I muttered in reply. I hadn’t really wanted to think about what happened on the island. Ever since then the phrase “Hopes strictly forbidden, hopes strictly forbidden,” had been echoing in my mind.

“I’ve always been, well, a shilly-shallier.”

“A shilly-shallier?”

“Isn’t that what they used to call a kid who’s slow to respond or do something?”

But Sensei didn’t seem like the kind of person who shilly-shallied. I always thought of him as briskly decisive, standing up straight.

“No, in this way I am really something of a shilly-shallier.”

The boy who had been swarmed by the pigeons, now that he was in his mother’s arms, started scattering popcorn again.

“The child didn’t learn his lesson, did he?”

“Children never do.”

“That’s right, and I guess I’m no different.”

He shilly-shallies and he never learns. Just what was Sensei trying to say? I stole a glance at him—he was sitting up perfectly straight, as always, watching the little boy.

“When we were on the island, I was still shilly-shallying.”

The pigeons were swarming the boy again.
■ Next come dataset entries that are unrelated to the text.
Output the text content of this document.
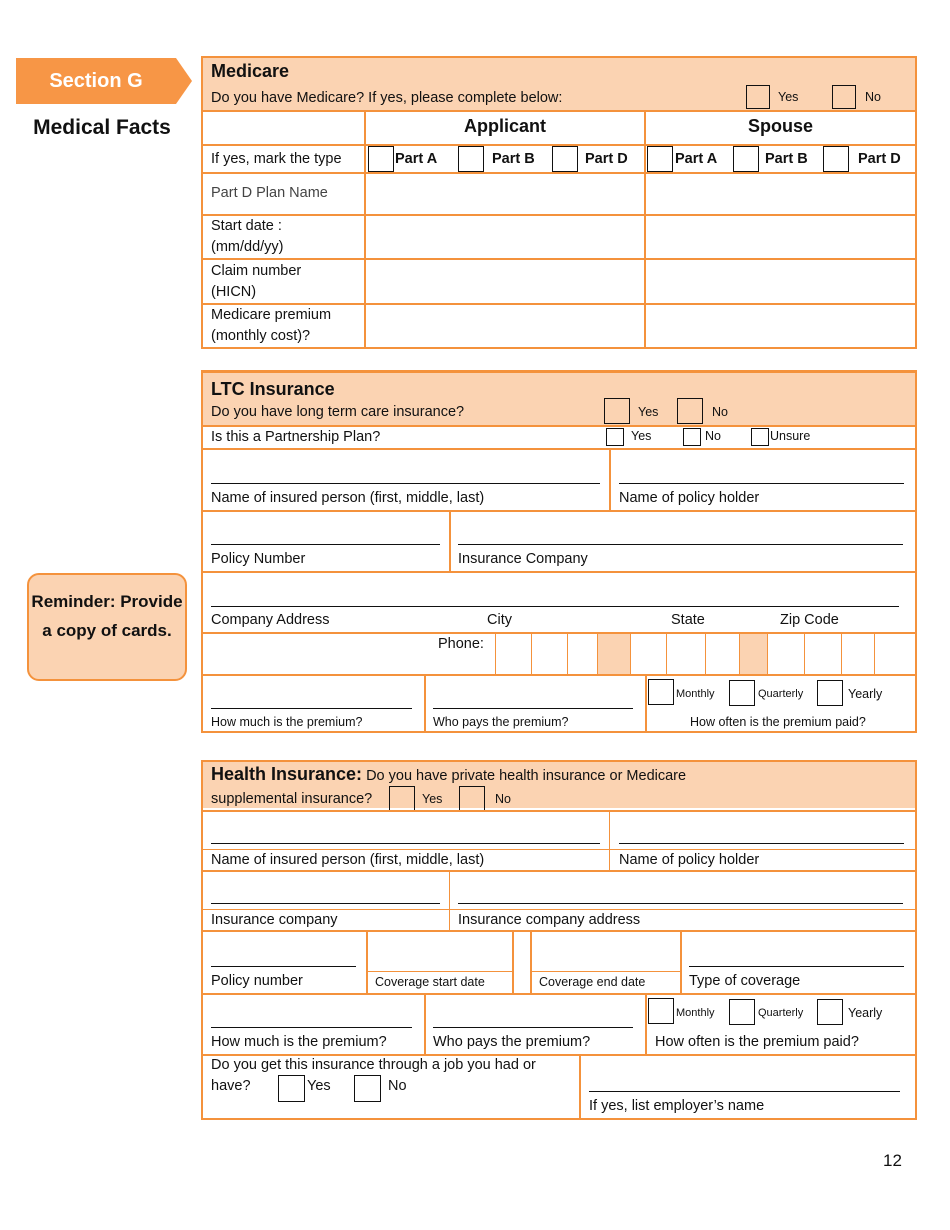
Section G
Medical Facts
Reminder: Provide a copy of cards.
Medicare
Do you have Medicare? If yes, please complete below:	Yes	No
Applicant	Spouse
If yes, mark the type	Part A	Part B	Part D	Part A	Part B	Part D
Part D Plan Name
Start date :
(mm/dd/yy)
Claim number
(HICN)
Medicare premium
(monthly cost)?
LTC Insurance
Do you have long term care insurance?	Yes	No
Is this a Partnership Plan?	Yes	No	Unsure
Name of insured person (first, middle, last)	Name of policy holder
Policy Number	Insurance Company
Company Address	City	State	Zip Code
Phone:
How much is the premium?	Who pays the premium?
Monthly	Quarterly	Yearly
How often is the premium paid?
Health Insurance: Do you have private health insurance or Medicare
supplemental insurance?	Yes	No
Name of insured person (first, middle, last)	Name of policy holder
Insurance company	Insurance company address
Policy number	Coverage start date	Coverage end date	Type of coverage
How much is the premium?	Who pays the premium?
Monthly	Quarterly	Yearly
How often is the premium paid?
Do you get this insurance through a job you had or
have?	Yes	No
If yes, list employer’s name
12
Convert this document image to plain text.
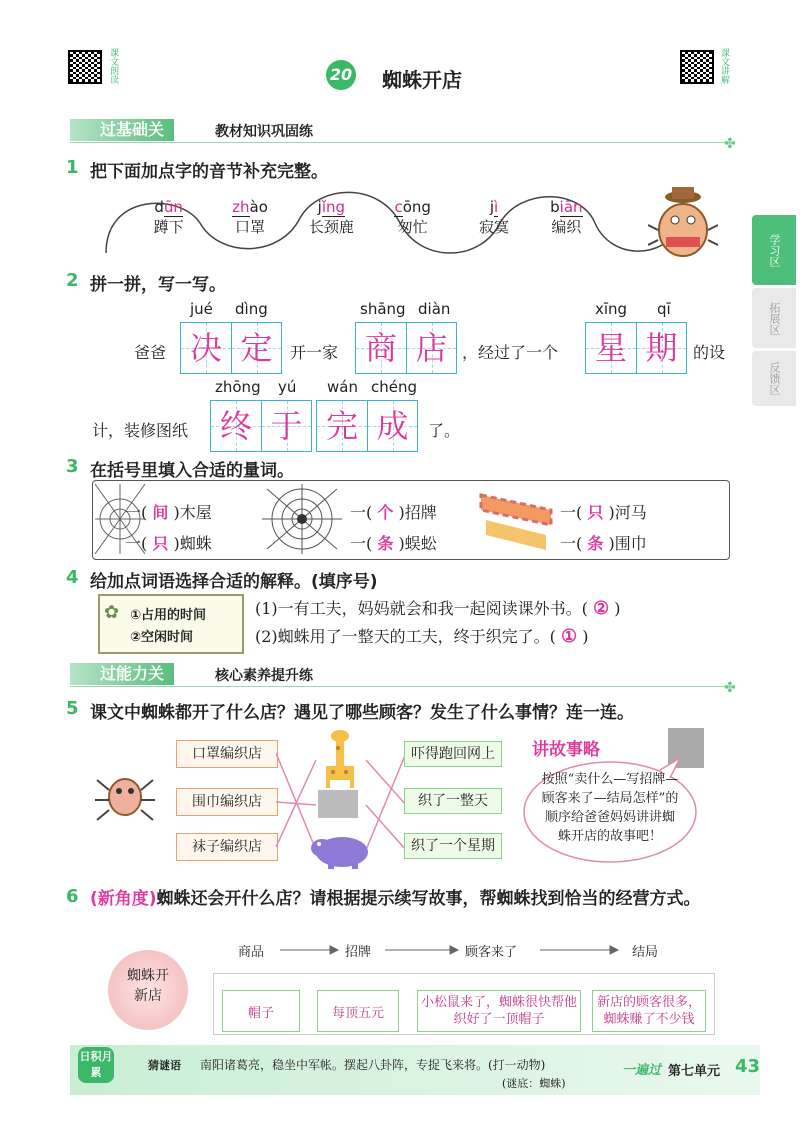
课文朗读	20 蜘蛛开店	课文讲解
学习区
拓展区
反馈区
过基础关	教材知识巩固练
✤
1 把下面加点字的音节补充完整。
dūn
蹲下
zhào
口罩
jǐng
长颈鹿
cōng
匆忙
jì
寂寞
biān
编织
2 拼一拼，写一写。
jué dìng	shāng diàn	xīng qī
爸爸 决 定	开一家 商 店 ，经过了一个 星 期 的设
zhōng yú wán chéng
计，装修图纸 终 于 完 成	了。
3 在括号里填入合适的量词。
一( 间 )木屋	一( 个 )招牌	一( 只 )河马
一( 只 )蜘蛛	一( 条 )蜈蚣	一( 条 )围巾
4 给加点词语选择合适的解释。(填序号)
✿ ①占用的时间
②空闲时间
(1)一有工夫，妈妈就会和我一起阅读课外书。( ② )
(2)蜘蛛用了一整天的工夫，终于织完了。( ① )
过能力关	核心素养提升练
✤
5 课文中蜘蛛都开了什么店？遇见了哪些顾客？发生了什么事情？连一连。
口罩编织店
围巾编织店
袜子编织店
吓得跑回网上
织了一整天
织了一个星期
讲故事略
按照“卖什么—写招牌—顾客来了—结局怎样”的顺序给爸爸妈妈讲讲蜘蛛开店的故事吧！
6 (新角度)蜘蛛还会开什么店？请根据提示续写故事，帮蜘蛛找到恰当的经营方式。
蜘蛛开新店
商品	招牌	顾客来了	结局
帽子	每顶五元
小松鼠来了，蜘蛛很快帮他织好了一顶帽子
新店的顾客很多，蜘蛛赚了不少钱
日积月累
猜谜语 南阳诸葛亮，稳坐中军帐。摆起八卦阵，专捉飞来将。(打一动物)
(谜底：蜘蛛)
一遍过 第七单元 43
His mother scolded him. The pigeons were trying to alight on her too. Still holding the boy, she tried to extricate herself from the flock of birds. But since the boy wouldn’t stop strewing the popcorn, the pigeons just kept following the mother and child. It looked as though they were trailing a huge moving carpet made of pigeons.

“Tsukiko, how much longer do you think I’ll live?” Sensei asked abruptly.

I met Sensei’s gaze. His eyes were placid.

“A very, very long time,” I cried out reflexively. The young couple sitting on the next bench turned around in surprise. Several pigeons took flight.

“You know that’s not the case.”

“But, still, a long time.”

Sensei took my left hand in his right hand, his dry palm enveloping mine.

“And would you not be satisfied, if it weren’t a long time?”

What? My mouth was half-open. Sensei had called himself a shilly-shallier, but I was the one who hesitated now. Even in the midst of this conversation, I sat there pathetic and slack-jawed.

The mother and child had disappeared without my noticing. The sun was starting to set, and the first signs of dusk were creeping up around us.

“Tsukiko!” Sensei said, sticking the tip of his left index finger into my open mouth. Astonished, my automatic reaction was to close my mouth. Sensei nimbly pulled his finger back out before it was caught by my teeth.